Exercise Link
Are there basic rules for when different types of brackets should be used, and how they should be compounded? For example:
df[(df.age < 30) |
(df.name == 'Martha Jones')]
and
df[df.name.isin(['Martha Jones',
'Rose Tyler',
'Amy Pond'])]
The above examples use compounds of ()
and []
brackets, and I’m unsure of the underlying rules that determine which order you should apply different type of bracket in the context of Pandas dataframes.
Thanks!
Understandably, it can be confusing. Yep, there are rules and they’re contained in the documentation. Which, upon reading can seem a bit “soupy” at first, but then with practice, it becomes more clear. I will add that I think the cheatsheet for the lesson is lacking a lot of information.
df[(df.age < 30) |
(df.name == 'Martha Jones')]
Here, you are searching for rows in a column [age]
in a df.
Directions: " For instance, suppose we wanted to select all rows where the customer’s age was under 30 or the customer’s name was “Martha Jones”"

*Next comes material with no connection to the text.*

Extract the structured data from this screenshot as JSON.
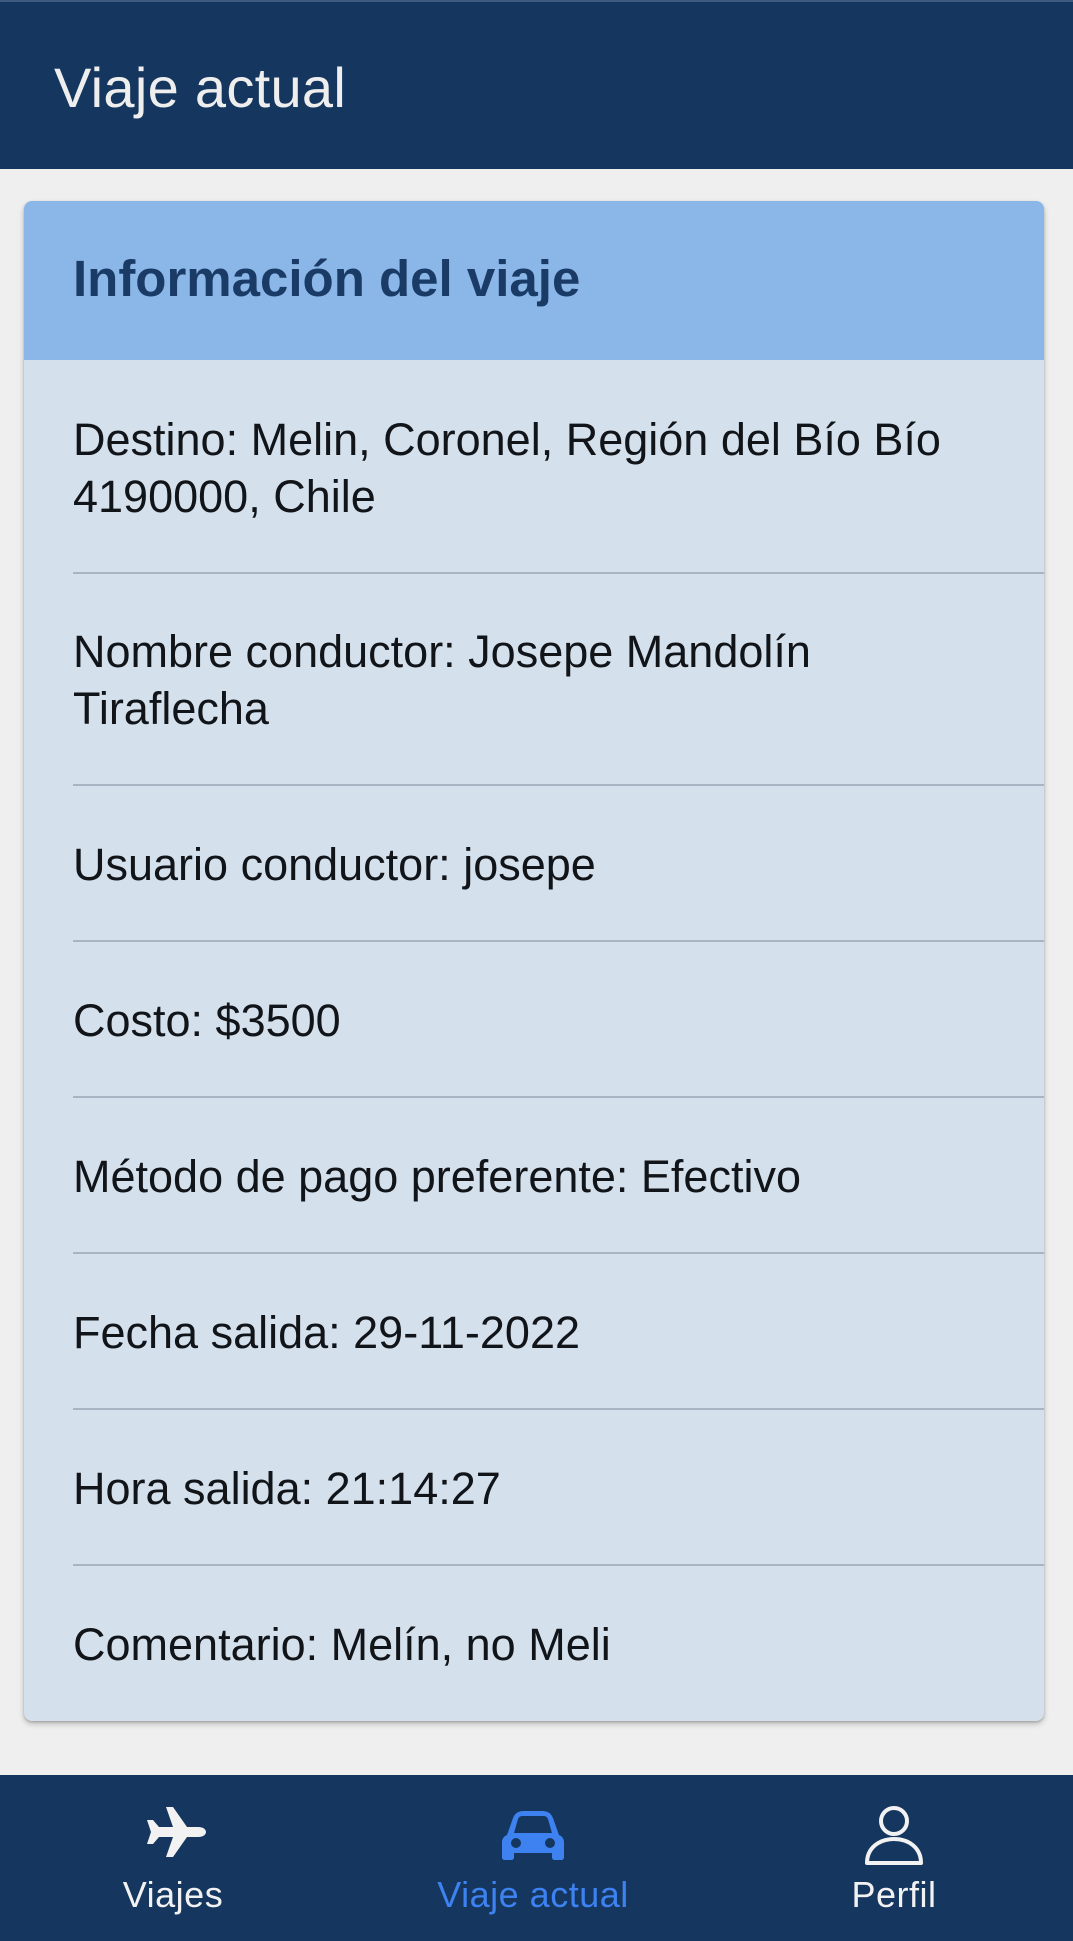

When you want to access a column in a pandas df you use brackets. df[(df.age *then insert logical expression here*)]
BUT, you will notice that here you’re using a “.” to access the column inside the paraenthesis. In this case it’s sort of shorthand (for lack of a better word that I can think of b/c I haven’t had enough
yet) to access an index on a series or column.
The documentation tells us this:
https://pandas.pydata.org/docs/user_guide/indexing.html#attribute-access
For the second example:
df[df.name.isin(['Martha Jones',
'Rose Tyler',
'Amy Pond'])]
.isin()
is a method (& methods use parens) that searches rows in a df for values. In your example, you’re passing a list [ ]
as the parameter. (You’re looking for rows that contain those three names).
The structure for that is:
DataFrame.isin(values)
The value that you pass through can be a series, iterable, dictionary, or dataframe.
That info is here:
https://pandas.pydata.org/pandas-docs/stable/reference/api/pandas.DataFrame.isin.html
Happy coding!